As far as the hurricane news goes, I tried to ignore it for as long as I could. For one thing, ever since 9/11, I have tried to avoid CNN and its ilk like the plague, as I know what that hideous station did to me then, and I sure as hell don't want it to do it again. So I ignored the hurricane until my mother pretty much made me turn on the TV and see what was going on. Now I am transfixed by it, and I read everything I can find on it, and I feel all these complex, strange, over-analytical feelings about the events and the people they are happening to that go beyond empathy and compassion and into something else entirely that is not a little bit scary. An hour passes, and I rush to cnn.com or some such, desperate for more information, for more analysis, for one more view of somebody getting mad and asking a tough question. Part of me has gone mad, and part of my mind is constantly thinking of things that I could do, little unskilled me stuck in my comfy house in Northern California. Hurricane Katrina and all its heartache and woe has taken me over in a myriad little ways, and I cannot help but give those people part of me and my worthless time.

So here's my question: Why isn't George Bush doing this? What the hell is wrong with that man? How is he, the leader of this country, one of the only people around who doesn't seem to give a shit about anything? Anyone who knows me knows that I have never really liked the man--in fact, I've pretty much despised him for the complete duration of his presidency--but this goes beyond the pale. He and his merry gang of spin doctors and con artists have fucked with America for too long: he has killed people with his negligence, his selfishness, and his neverending ineptitude. He has proved himself as a wink and smile president, a king of the photo op, a master of the too little and the too late.

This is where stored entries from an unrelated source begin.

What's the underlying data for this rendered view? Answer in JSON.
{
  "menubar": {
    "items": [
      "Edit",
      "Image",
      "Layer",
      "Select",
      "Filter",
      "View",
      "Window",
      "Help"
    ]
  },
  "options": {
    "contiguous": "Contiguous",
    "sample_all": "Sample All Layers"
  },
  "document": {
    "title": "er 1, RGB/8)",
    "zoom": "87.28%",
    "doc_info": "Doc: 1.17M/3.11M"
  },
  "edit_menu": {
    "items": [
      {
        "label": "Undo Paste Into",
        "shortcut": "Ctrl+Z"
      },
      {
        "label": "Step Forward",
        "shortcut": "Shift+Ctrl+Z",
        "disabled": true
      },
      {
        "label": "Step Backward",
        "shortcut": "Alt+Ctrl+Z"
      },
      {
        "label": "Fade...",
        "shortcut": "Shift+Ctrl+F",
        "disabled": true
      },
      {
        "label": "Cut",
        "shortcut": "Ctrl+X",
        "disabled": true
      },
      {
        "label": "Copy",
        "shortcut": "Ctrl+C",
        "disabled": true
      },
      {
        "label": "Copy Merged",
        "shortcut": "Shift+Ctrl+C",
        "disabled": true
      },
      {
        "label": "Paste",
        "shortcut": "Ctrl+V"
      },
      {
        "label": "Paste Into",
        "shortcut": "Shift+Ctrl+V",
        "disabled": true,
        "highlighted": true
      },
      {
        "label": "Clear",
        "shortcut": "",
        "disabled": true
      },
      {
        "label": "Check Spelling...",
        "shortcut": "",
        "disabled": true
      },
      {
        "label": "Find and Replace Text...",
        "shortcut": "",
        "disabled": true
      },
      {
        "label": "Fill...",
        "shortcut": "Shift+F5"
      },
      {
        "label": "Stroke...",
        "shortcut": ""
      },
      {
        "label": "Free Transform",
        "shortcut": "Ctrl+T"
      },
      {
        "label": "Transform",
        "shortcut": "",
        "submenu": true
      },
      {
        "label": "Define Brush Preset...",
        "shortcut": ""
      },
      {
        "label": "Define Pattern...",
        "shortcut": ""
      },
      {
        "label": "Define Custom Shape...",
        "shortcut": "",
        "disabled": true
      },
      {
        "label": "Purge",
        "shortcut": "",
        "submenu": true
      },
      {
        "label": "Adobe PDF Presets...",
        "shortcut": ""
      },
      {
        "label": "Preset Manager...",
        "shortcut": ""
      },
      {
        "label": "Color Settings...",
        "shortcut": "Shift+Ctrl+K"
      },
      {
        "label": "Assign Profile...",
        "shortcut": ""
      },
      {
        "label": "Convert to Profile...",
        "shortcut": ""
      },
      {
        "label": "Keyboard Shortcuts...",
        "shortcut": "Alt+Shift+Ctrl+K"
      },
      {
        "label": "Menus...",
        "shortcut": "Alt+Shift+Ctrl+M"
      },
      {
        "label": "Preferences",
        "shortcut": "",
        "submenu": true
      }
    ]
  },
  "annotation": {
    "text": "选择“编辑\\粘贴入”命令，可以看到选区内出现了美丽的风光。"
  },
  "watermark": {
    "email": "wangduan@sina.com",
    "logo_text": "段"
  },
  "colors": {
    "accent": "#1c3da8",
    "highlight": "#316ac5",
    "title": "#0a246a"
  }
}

I don't know if there is anyway to impeach him for this, but I swear to God, I want him out. We need to show him that America is not a land of it'll-be-all-right-in-the-end pussies, but rather a country full of compassionate, hard-working folks, who'll work their asses off to help those who need it. Right here, right now, I'm telling you, my big old American t-bones: I WANT MY COUNTRY BACK, DUBYA. SO GET YOUR GRIMY HANDS OFF OF IT.

And that's all I have to say about that.